Debug slow DDP training and rank stragglers

Use this guide when PyTorch DDP training is slow, uneven, or controlled by one slow rank.

TraceML compares worst-rank and median-rank timing in distributed runs. It can surface input stragglers, compute stragglers, mixed stragglers, and wait-heavy windows.

Run DDP with TraceML

For single-node DDP:

traceml run train.py --nproc-per-node=4

For multi-node DDP, use the same --run-name, --nnodes, --nproc-per-node, and --master-addr on every node. See Distributed Training.

On Slurm, use the Slurm guide instead of writing the node flags by hand.

What to look for

Start with the Step Time diagnosis.

Diagnosis Meaning
INPUT STRAGGLER one rank has meaningfully more dataloader burden than a typical rank
COMPUTE STRAGGLER one rank has meaningfully more forward, backward, or optimizer burden than a typical rank
STRAGGLER input and compute are both materially uneven
INPUT-BOUND input work is broad, not just one bad rank
WAIT-HEAVY meaningful residual time is not attributed to dataloader, H2D, forward, backward, or optimizer work

Then inspect:

  • Worst Rank
  • worst vs median timing
  • Dataloader Fetch
  • Forward
  • Backward
  • Optimizer Step
  • Wait

How to triage the worst rank

If the diagnosis is INPUT STRAGGLER, inspect input loading on the worst rank:

  • uneven shards or batch construction
  • rank-local preprocessing jitter
  • slow storage path on one host
  • custom collation or tokenization on one rank

If the diagnosis is COMPUTE STRAGGLER, inspect model-side work on the worst rank:

  • uneven input shapes
  • rank-local branching
  • extra forward, backward, or optimizer work
  • framework hooks or callbacks that run on one rank

If the diagnosis is STRAGGLER, reduce the problem one phase at a time. Start with the phase that has the largest worst-vs-median gap.

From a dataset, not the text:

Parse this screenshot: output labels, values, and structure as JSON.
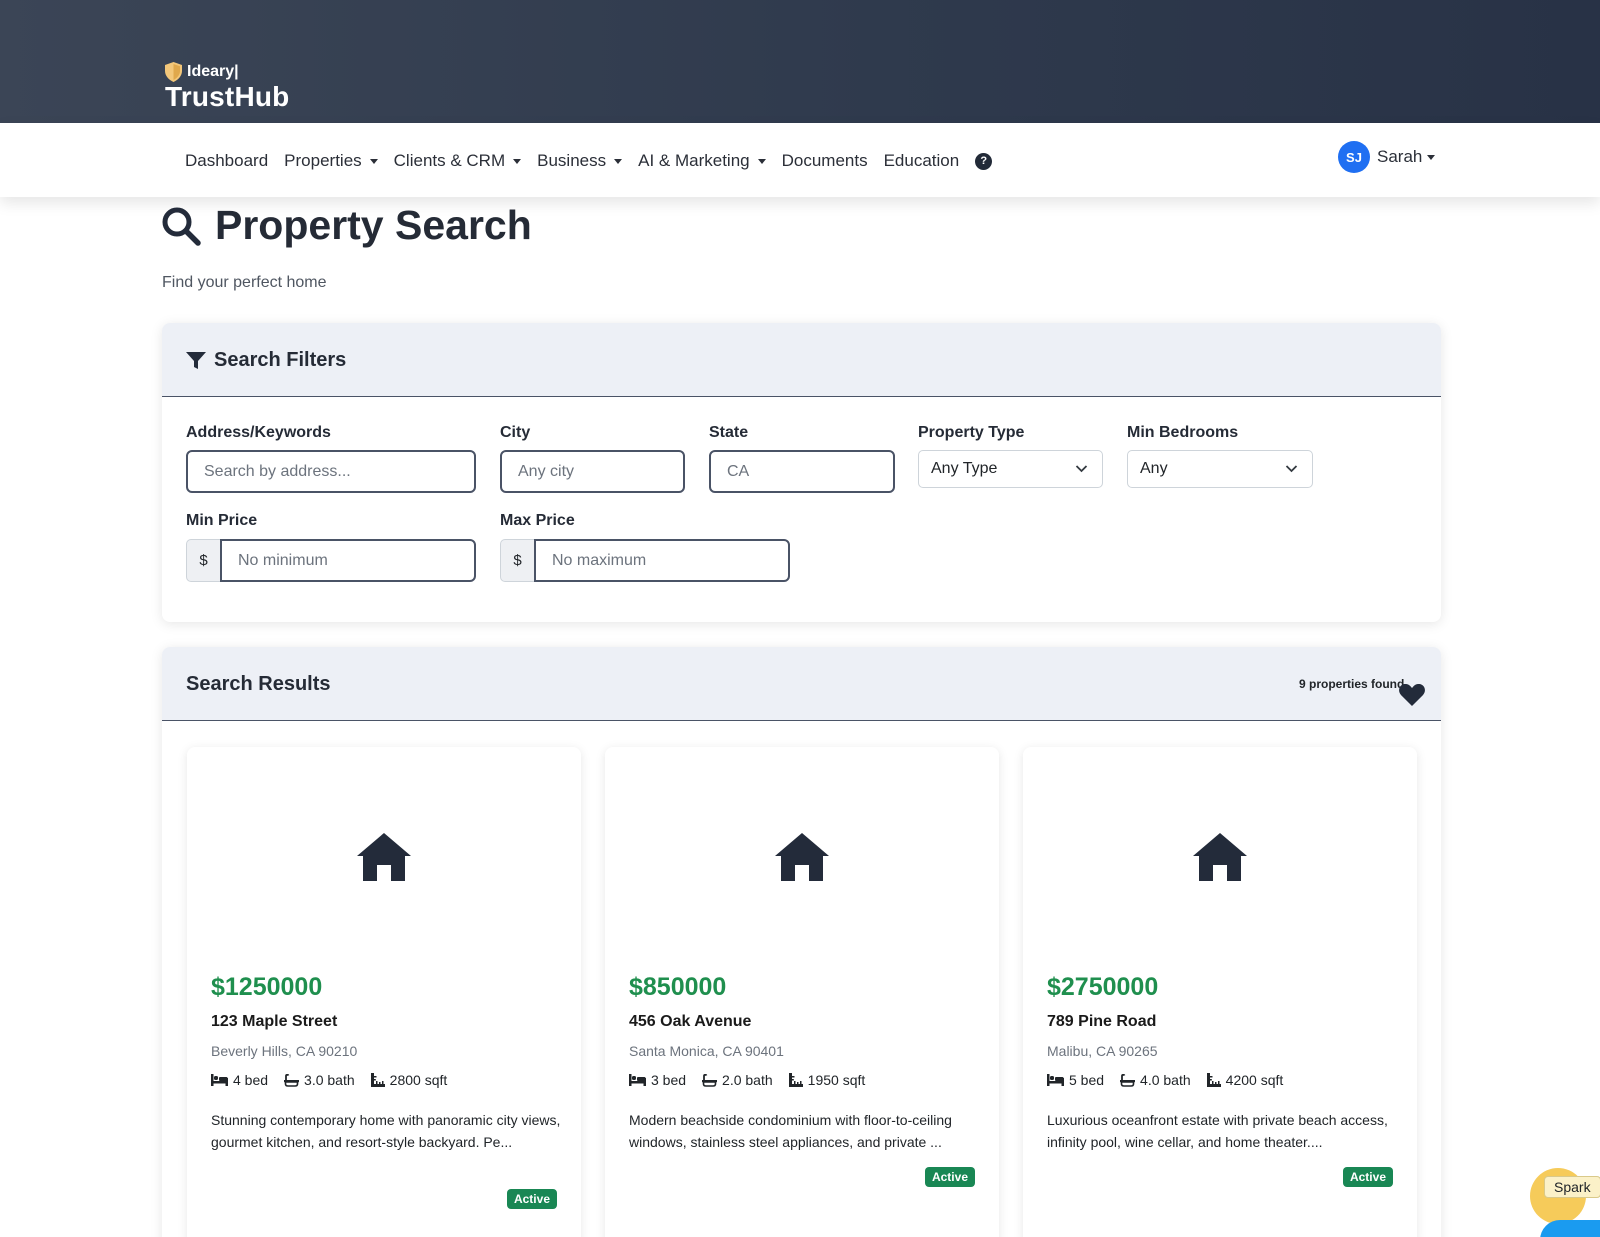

If the diagnosis is WAIT-HEAVY, remember that TraceML reports wait as residual time. It is not direct NCCL or all-reduce timing. Inspect logging, checkpointing, validation, CPU stalls, framework orchestration, and unobserved transfer paths before assuming the cause.

FSDP note

TraceML supports single-node multi-GPU DDP and FSDP in the current public docs. Multi-node DDP summary reports are supported. Multi-node FSDP uses the same distributed launch path as DDP, but should be validated in your environment.

Use this guide for rank-skew symptoms in FSDP runs, but do not treat it as FSDP-specific collective timing.

Compare a fix

After changing data loading, batching, model logic, or host placement, compare the old and new summaries:

traceml compare old_run/final_summary.json new_run/final_summary.json

Look for changes in total step time, worst-rank skew, input time, compute time, wait time, and diagnosis.